Thanks for your concern.

On 17 Jul 2009, at 09:17, Vincenzo Ciancia wrote:

> http://orangesquash.org.uk/2009/07/04/debian-haskell-packaging-team-getting-underway/

That was me.

> Shall I just bother^H^H^H^H^H^H join them? Let me argue a bit why not.

You pretty much should, see below.

> The platform is released every six months, so it makes a very good
> candidate for synchronised releases in ubuntu. This is why perhaps
> ubuntu might have lots more success by adding the platform by itself
> rather than just synchronising to debian (I expect them to include the
> platform at a given version, and then update it in the next release,  
> so
> ubuntu would actually have outdated versions of the platform in its
> six-months cycle, defeating the sole purpose of the platform itself).

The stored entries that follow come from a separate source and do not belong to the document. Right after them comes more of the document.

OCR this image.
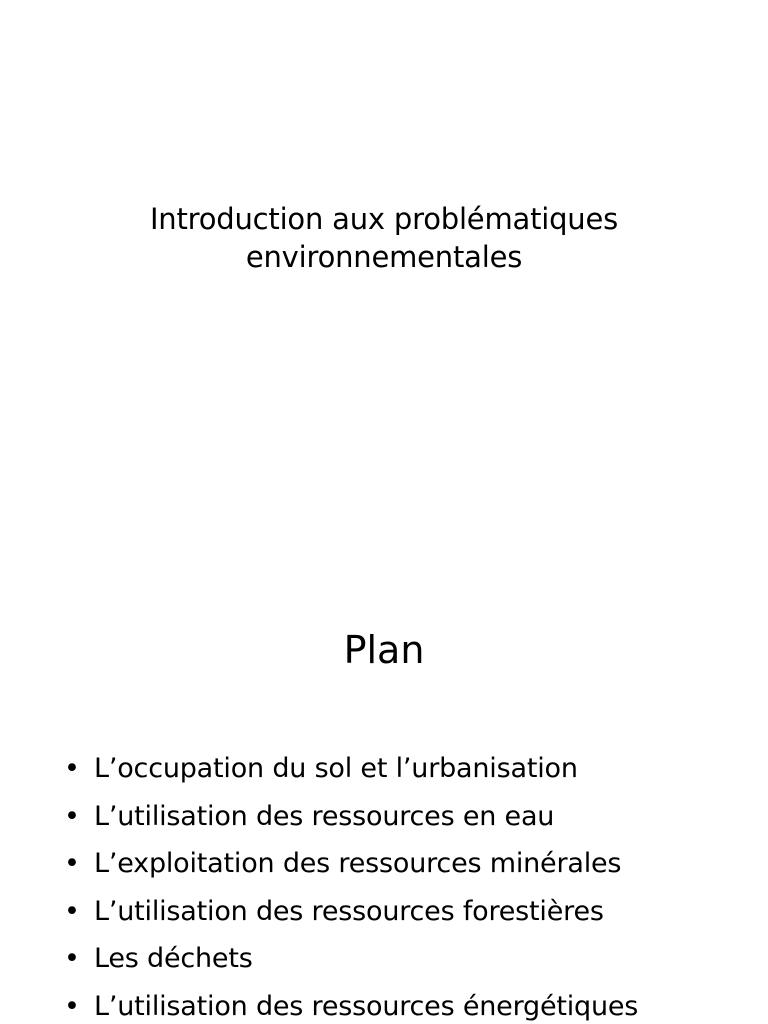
Introduction aux problématiques
environnementales
Plan
• L’occupation du sol et l’urbanisation
• L’utilisation des ressources en eau
• L’exploitation des ressources minérales
• L’utilisation des ressources forestières
• Les déchets
• L’utilisation des ressources énergétiques
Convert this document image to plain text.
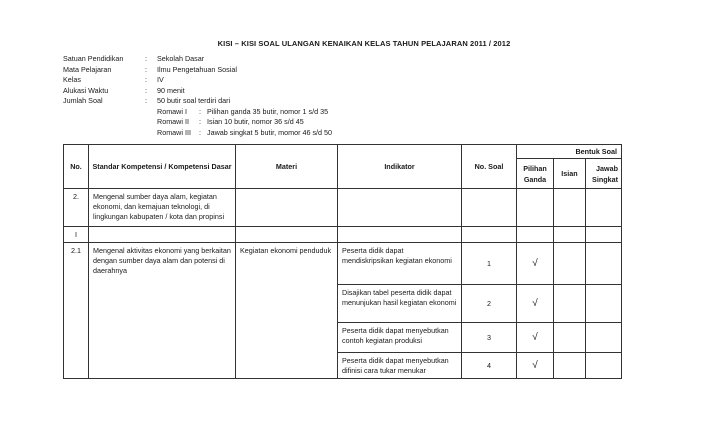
KISI – KISI SOAL ULANGAN KENAIKAN KELAS TAHUN PELAJARAN 2011 / 2012
Satuan Pendidikan	:	Sekolah Dasar
Mata Pelajaran	:	Ilmu Pengetahuan Sosial
Kelas	:	IV
Alukasi Waktu	:	90 menit
Jumlah Soal	:	50 butir soal terdiri dari
Romawi I	: Pilihan ganda 35 butir, nomor 1 s/d 35
Romawi II	: Isian 10 butir, nomor 36 s/d 45
Romawi III	: Jawab singkat 5 butir, momor 46 s/d 50
No.	Standar Kompetensi / Kompetensi Dasar	Materi	Indikator	No. Soal	Bentuk Soal		
					Pilihan Ganda	Isian	Jawab Singkat
2.	Mengenal sumber daya alam, kegiatan ekonomi, dan kemajuan teknologi, di lingkungan kabupaten / kota dan propinsi						
I							
2.1	Mengenal aktivitas ekonomi yang berkaitan dengan sumber daya alam dan potensi di daerahnya	Kegiatan ekonomi penduduk	Peserta didik dapat mendiskripsikan kegiatan ekonomi	1	√		
			Disajikan tabel peserta didik dapat menunjukan hasil kegiatan ekonomi	2	√		
			Peserta didik dapat menyebutkan contoh kegiatan produksi	3	√		
			Peserta didik dapat menyebutkan difinisi cara tukar menukar	4	√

We (pkg-haskell) haven't even decided what to do here yet*, but I  
would imagine that this is not the case. We have no way of knowing  
when a Debian release is going to be and allowing so many packages to  
stagnate until a release is imminent doesn't sound like a good  
strategy. I would expect that we'd do rolling updates, not least  
because we are users too and like to see an updated Haskell platform  
just as much as anyone else.

There is no way that we are going to deviate on so many source  
packages, at least not without an Ubuntu Haskell Team that cares for  
such a task. We just don't have the resources to do it, and it would  
be suboptimal and confusing even if we did. I don't mean to say that  
we should allow Ubuntu to release with a worse Haskell stack just for  
the purposes of staying in sync; indeed if it costs us little to make  
a particular improvement that can't be done in Debian for whatever  
reason then we should do it. My point is that we should work in Debian  
first and foremost and only break away if we have to. I think that by  
concentrating our resources on our upstream that we'll be able to get  
a better stack in shape for everybody - ideally the only work we need  
to do in Ubuntu is the boring rebuilds when a new GHC version drops**

Regards,
Iain

* It would be nice if you could raise it on debian-hask...@lists.debian.org 
  to get a discussion going
** Incidentally, this is probably going to happen next week (6.10.4  
was just released yesterday) so get your transition gloves on if you  
want to help. I'll post another mail then.